Union bosses aren't accustomed to the second approach, so until the next elections in 2014 they can be expected to try everything to overturn the law and to stop the right-to-work fever from spreading to neighboring states.

Legal analysts say labor's first tactic will be to obtain a court injunction to stop the law from being carried out on grounds that its exemption for public-safety workers—firefighters and police officers—violates the U.S. Constitution's equal-protection guarantees. Unions have managed to persuade a Wisconsin judge to rule against a similar law by Republican Governor Scott Walker that ended mandatory dues deductions from the paychecks of public employees. The ruling is widely expected to be overturned on appeal.

Patrick Wright, the director of legal studies at the Mackinac Center for Public Policy, a free-market research group based in Michigan, says the equal-protection argument is unlikely to prevail because the alleged violations don't involve race or gender. A right-to-work law has to meet only "rational scrutiny"—not strict scrutiny—to be legally acceptable. This means the defendants—the governor and the Legislature—would merely have to offer some valid reasons, such as the law's economic upside for the state, for the law to be upheld.

Nor is a Wisconsin-style recall of Snyder and other Republican legislators likely to yield results. In Michigan, recall elections only unseat incumbents—not replace them with an opponent. That requires a separate special election, making it harder for unions to persuade voters to go along.
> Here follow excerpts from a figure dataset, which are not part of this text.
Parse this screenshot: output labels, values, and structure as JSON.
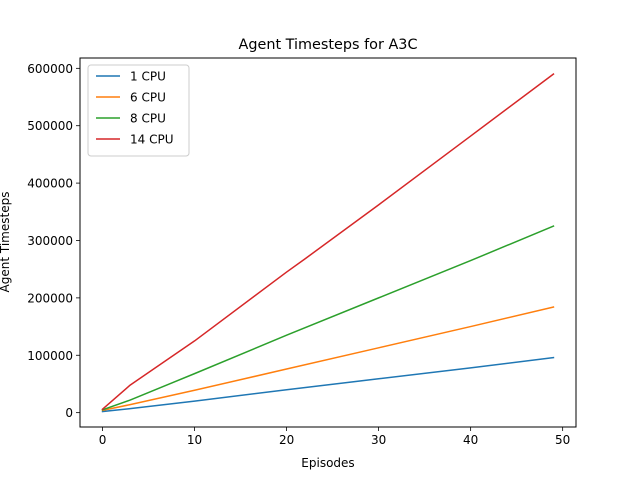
{
  "chart_data": {
    "type": "line",
    "title": "Agent Timesteps for A3C",
    "xlabel": "Episodes",
    "ylabel": "Agent Timesteps",
    "xlim": [
      -2.45,
      51.45
    ],
    "ylim": [
      -25000,
      618000
    ],
    "xticks": [
      0,
      10,
      20,
      30,
      40,
      50
    ],
    "yticks": [
      0,
      100000,
      200000,
      300000,
      400000,
      500000,
      600000
    ],
    "xtick_labels": [
      "0",
      "10",
      "20",
      "30",
      "40",
      "50"
    ],
    "ytick_labels": [
      "0",
      "100000",
      "200000",
      "300000",
      "400000",
      "500000",
      "600000"
    ],
    "legend_position": "upper-left",
    "grid": false,
    "series": [
      {
        "name": "1 CPU",
        "color": "#1f77b4",
        "x": [
          0,
          3,
          10,
          20,
          30,
          40,
          49
        ],
        "y": [
          2000,
          7000,
          20000,
          40000,
          59000,
          78000,
          96000
        ]
      },
      {
        "name": "6 CPU",
        "color": "#ff7f0e",
        "x": [
          0,
          3,
          10,
          20,
          30,
          40,
          49
        ],
        "y": [
          4000,
          14000,
          39000,
          76000,
          113000,
          150000,
          184000
        ]
      },
      {
        "name": "8 CPU",
        "color": "#2ca02c",
        "x": [
          0,
          3,
          10,
          20,
          30,
          40,
          49
        ],
        "y": [
          5000,
          22000,
          68000,
          135000,
          200000,
          265000,
          325000
        ]
      },
      {
        "name": "14 CPU",
        "color": "#d62728",
        "x": [
          0,
          3,
          10,
          20,
          22,
          30,
          40,
          49
        ],
        "y": [
          6000,
          48000,
          125000,
          245000,
          268000,
          362000,
          482000,
          590000
        ]
      }
    ]
  }
}
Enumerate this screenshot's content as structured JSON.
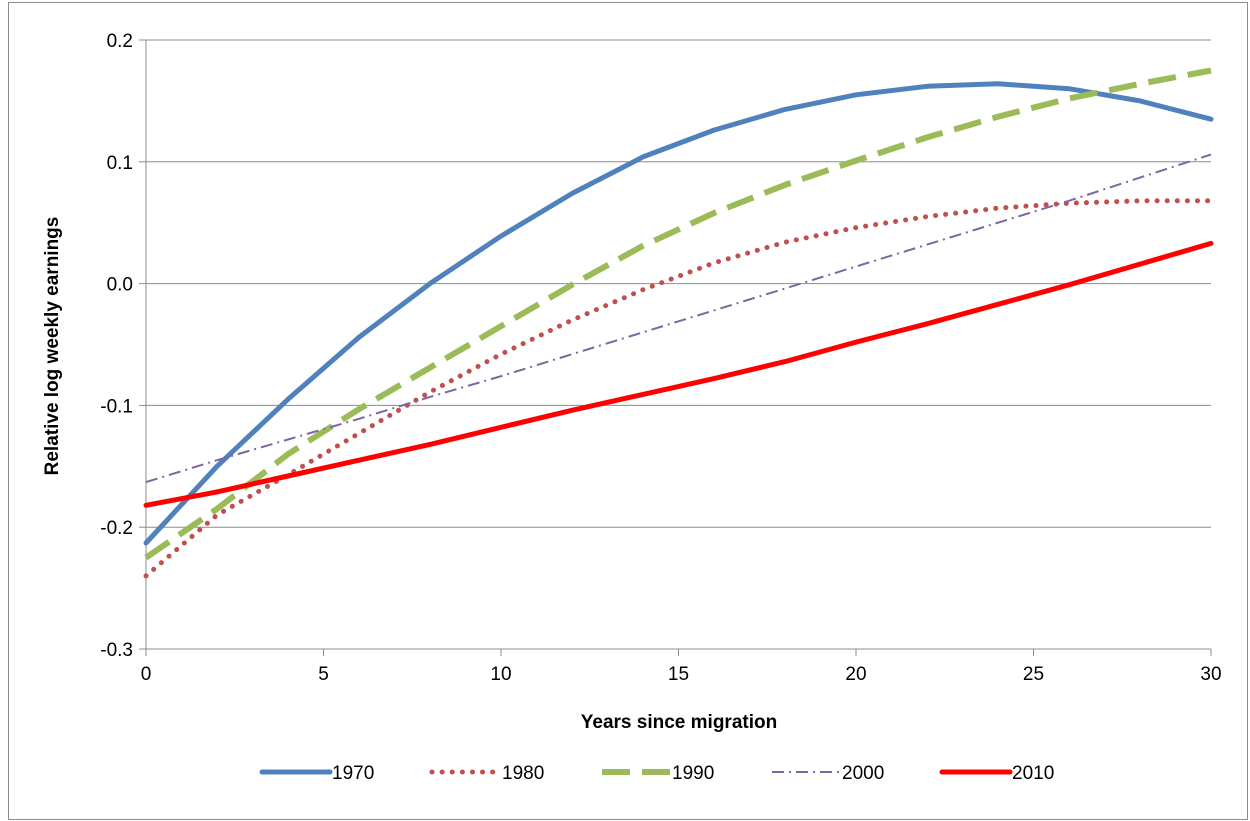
{
  "chart_data": {
    "type": "line",
    "title": "",
    "xlabel": "Years since migration",
    "ylabel": "Relative log weekly earnings",
    "xlim": [
      0,
      30
    ],
    "ylim": [
      -0.3,
      0.2
    ],
    "x_ticks": [
      "0",
      "5",
      "10",
      "15",
      "20",
      "25",
      "30"
    ],
    "y_ticks": [
      "-0.3",
      "-0.2",
      "-0.1",
      "0.0",
      "0.1",
      "0.2"
    ],
    "grid": "horizontal",
    "legend_position": "bottom",
    "x": [
      0,
      2,
      4,
      6,
      8,
      10,
      12,
      14,
      16,
      18,
      20,
      22,
      24,
      26,
      28,
      30
    ],
    "series": [
      {
        "name": "1970",
        "color": "#4f81bd",
        "style": "solid",
        "values": [
          -0.213,
          -0.15,
          -0.095,
          -0.044,
          0.0,
          0.039,
          0.074,
          0.104,
          0.126,
          0.143,
          0.155,
          0.162,
          0.164,
          0.16,
          0.15,
          0.135
        ]
      },
      {
        "name": "1980",
        "color": "#c0504d",
        "style": "dotted",
        "values": [
          -0.24,
          -0.19,
          -0.157,
          -0.123,
          -0.089,
          -0.058,
          -0.03,
          -0.005,
          0.017,
          0.034,
          0.046,
          0.055,
          0.062,
          0.066,
          0.068,
          0.068
        ]
      },
      {
        "name": "1990",
        "color": "#9bbb59",
        "style": "dashed",
        "values": [
          -0.225,
          -0.185,
          -0.14,
          -0.103,
          -0.069,
          -0.035,
          -0.001,
          0.031,
          0.058,
          0.081,
          0.101,
          0.12,
          0.137,
          0.152,
          0.164,
          0.175
        ]
      },
      {
        "name": "2000",
        "color": "#8064a2",
        "style": "dash-dot",
        "values": [
          -0.163,
          -0.145,
          -0.128,
          -0.111,
          -0.093,
          -0.076,
          -0.058,
          -0.04,
          -0.022,
          -0.004,
          0.014,
          0.032,
          0.05,
          0.068,
          0.087,
          0.106
        ]
      },
      {
        "name": "2010",
        "color": "#ff0000",
        "style": "solid",
        "values": [
          -0.182,
          -0.171,
          -0.158,
          -0.145,
          -0.132,
          -0.118,
          -0.104,
          -0.091,
          -0.078,
          -0.064,
          -0.048,
          -0.033,
          -0.017,
          -0.001,
          0.016,
          0.033
        ]
      }
    ]
  }
}
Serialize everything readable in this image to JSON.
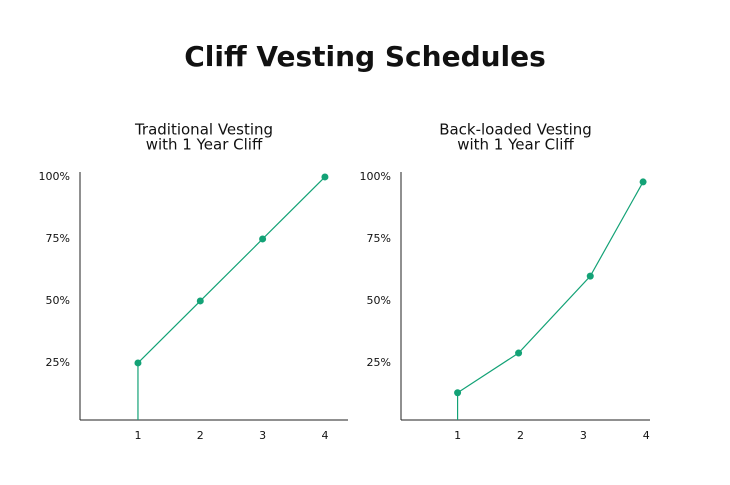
{
  "title": "Cliff Vesting Schedules",
  "chart_data": [
    {
      "type": "line",
      "title": [
        "Traditional Vesting",
        "with 1 Year Cliff"
      ],
      "x": [
        1,
        2,
        3,
        4
      ],
      "values": [
        25,
        50,
        75,
        100
      ],
      "color": "#13a276",
      "xlim": [
        0.07,
        4.37
      ],
      "xticks": [
        1,
        2,
        3,
        4
      ],
      "ylim": [
        2,
        102
      ],
      "yticks": [
        {
          "value": 25,
          "label": "25%"
        },
        {
          "value": 50,
          "label": "50%"
        },
        {
          "value": 75,
          "label": "75%"
        },
        {
          "value": 100,
          "label": "100%"
        }
      ]
    },
    {
      "type": "line",
      "title": [
        "Back-loaded Vesting",
        "with 1 Year Cliff"
      ],
      "x": [
        1,
        1.97,
        3.11,
        3.95
      ],
      "values": [
        13,
        29,
        60,
        98
      ],
      "color": "#13a276",
      "xlim": [
        0.1,
        4.06
      ],
      "xticks": [
        1,
        2,
        3,
        4
      ],
      "ylim": [
        2,
        102
      ],
      "yticks": [
        {
          "value": 25,
          "label": "25%"
        },
        {
          "value": 50,
          "label": "50%"
        },
        {
          "value": 75,
          "label": "75%"
        },
        {
          "value": 100,
          "label": "100%"
        }
      ]
    }
  ]
}
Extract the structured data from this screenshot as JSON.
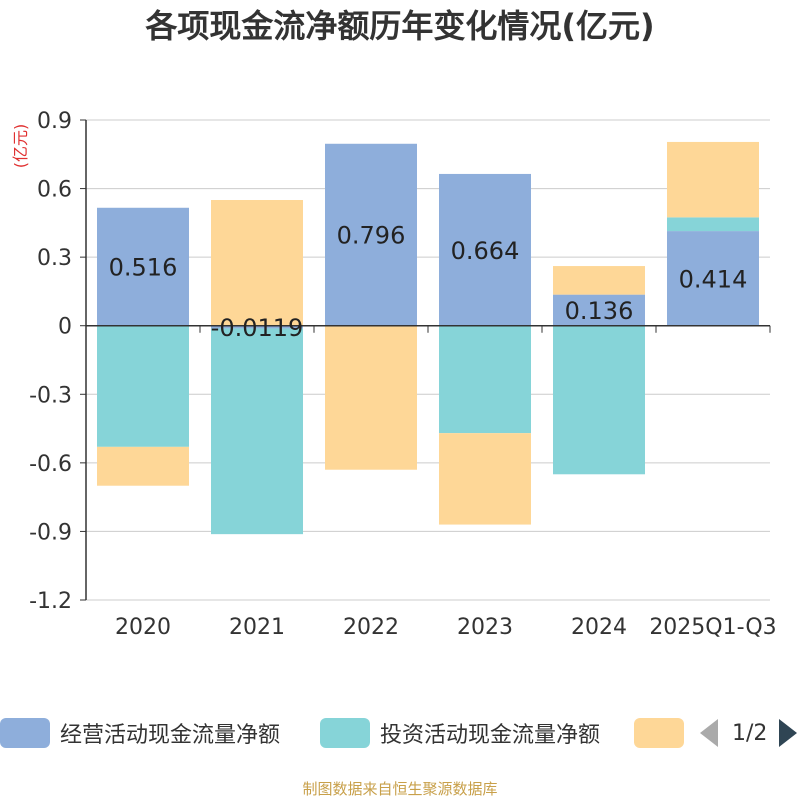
{
  "title": "各项现金流净额历年变化情况(亿元)",
  "source": "制图数据来自恒生聚源数据库",
  "legend": {
    "items": [
      {
        "label": "经营活动现金流量净额",
        "color": "#8eaedb"
      },
      {
        "label": "投资活动现金流量净额",
        "color": "#86d4d8"
      },
      {
        "label": "",
        "color": "#fed797"
      }
    ],
    "page": "1/2"
  },
  "chart_data": {
    "type": "bar",
    "stacked": true,
    "ylabel": "(亿元)",
    "ylim": [
      -1.2,
      0.9
    ],
    "yticks": [
      "0.9",
      "0.6",
      "0.3",
      "0",
      "-0.3",
      "-0.6",
      "-0.9",
      "-1.2"
    ],
    "grid": true,
    "categories": [
      "2020",
      "2021",
      "2022",
      "2023",
      "2024",
      "2025Q1-Q3"
    ],
    "series": [
      {
        "name": "经营活动现金流量净额",
        "color": "#8eaedb",
        "values": [
          0.516,
          -0.0119,
          0.796,
          0.664,
          0.136,
          0.414
        ],
        "labels": [
          "0.516",
          "-0.0119",
          "0.796",
          "0.664",
          "0.136",
          "0.414"
        ]
      },
      {
        "name": "投资活动现金流量净额",
        "color": "#86d4d8",
        "values": [
          -0.53,
          -0.9,
          0,
          -0.47,
          -0.65,
          0.06
        ]
      },
      {
        "color": "#fed797",
        "values": [
          -0.17,
          0.55,
          -0.63,
          -0.4,
          0.125,
          0.33
        ]
      }
    ]
  }
}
Even if unions succeed in convincing them, the current lieutenant governor—who is an even bigger foe of labor than the governor—would replace Snyder until the special election.

So it makes more sense for unions to hold their fire and try to defeat the Republicans in 2014. Snyder, however, is a popular governor who has restored balance to the state budget while unemployment has dropped. Barring some unforeseen circumstance, he will be a formidable opponent.

In Ohio, unions managed to scrap an anti-labor law through a referendum. Under that process, all they had to do was obtain the requisite number of signatures for the law to be automatically suspended, pending a vote, which went in their favor. But this option is not available in Michigan because the new law is appended to an appropriations bill and is therefore referendum-proof.

That means unions will have to choose between an initiative or a constitutional amendment. Neither blocks the law from remaining on the books until voters go back to the polls in 2014. The initiative is the more likely route because it would require backers to gather signatures equal to only 8 percent of the votes cast in the last election to qualify for the ballot. The unions would be taking a small risk that the initiative would be overturned by a three-quarters vote of the Legislature. By contrast, a constitutional amendment would require them to gather 10 percent of the votes cast, though lawmakers couldn't touch it if it passed.

Once on the ballot, can such an initiative pass in Michigan?

The state's voters overwhelmingly defeated a measure last month that would have made it unconstitutional for Michigan to ever become a right-to-work state. The 15-point margin in that victory was what emboldened Republicans to push for right-to-work laws in the Legislature.  One poll showed that Michigan voters favored the right-to-work bills by 51 percent to 41 percent. (Even 40 percent of union households supported the law as did 63 percent of young voters.)

This gap may only widen as the law goes into effect without producing the economic Armageddon for Michigan's middle-class families that unions are predicting.

The law might even strengthen the economy, by drawing business from surrounding states where unions still have the right to collect mandatory dues. A study by the pro-right-to-work National Institute for Labor Relations recently found that 70 percent of all job growth in the last decade or so had occurred in households in right-to-work states. If that is the case, right to work will stick in Michigan and there isn't much big labor can do about it.